The training farmers will need is in Integrated Pest Management and will be available both classroom and online formats. It’s to be ready by fall and farmers who successfully complete the course by spring would get a five-year certification number.

The course is meant to “promote the use of different methods to prevent and reduce the risk of pests and encourage beneficial insects,” and would also cover identification of pests, pest scouting methods and “alternative methods” to pesticides.

For the 2016 growing season the regulation proposes a “voluntary approach” allowing the purchase and use of neonic-treated seed on up to 50 per cent of acres planted to corn or soybeans, if a written declaration is made.

A “pest assessment” — identifying pest problems above pre-determinded thresholds — would need to be completed for planting neonic-treated seed beyond that level. Farmers would be able to perform a soil pest assessment in 2015 ahead of the 2016 growing season.

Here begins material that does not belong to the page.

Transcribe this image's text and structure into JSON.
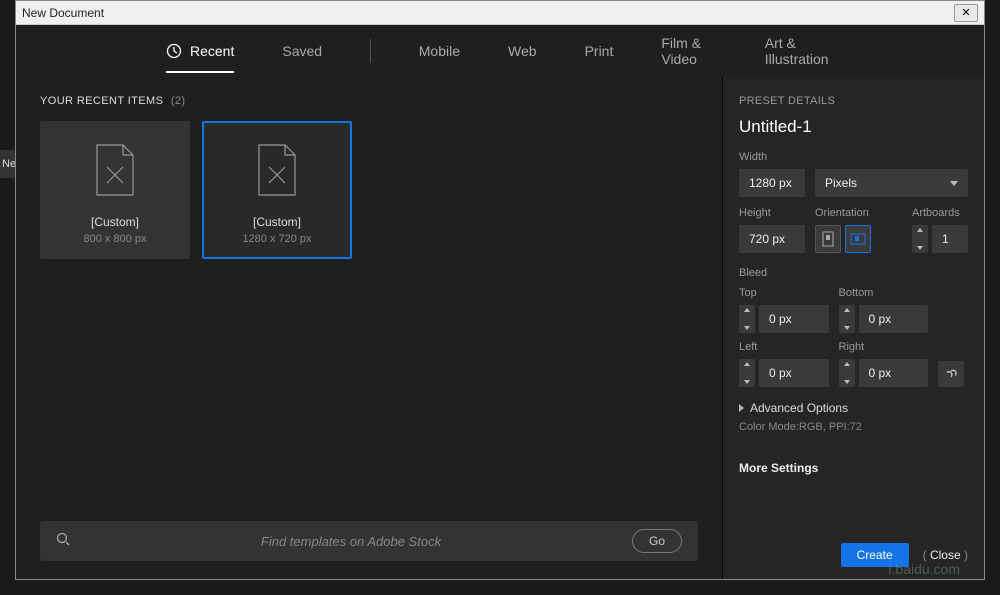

Past the 2016 season, a farmer wanting to order neonicotinoid-treated seeds would need IPM training and a pest assessment, to be done by an independent professional pest advisor, showing a pest infestation. Assessments would have to be submitted to the Agriculture Ministry.

On the sales side, the regulation calls for the 20 seed companies now selling neonic-treated seed in Ontario to obtain a new “treated seed vendors licence,” and would allow sales only to people with IPM training or to other licensed treated-seed vendors.

Licensed vendors would be required to notify purchasers if the seed they’re buying is neonic-treated seed, to make sure untreated seed is available for purchase, and to report sales of both neonic-treated and untreated seeds to the provincial Environment Ministry.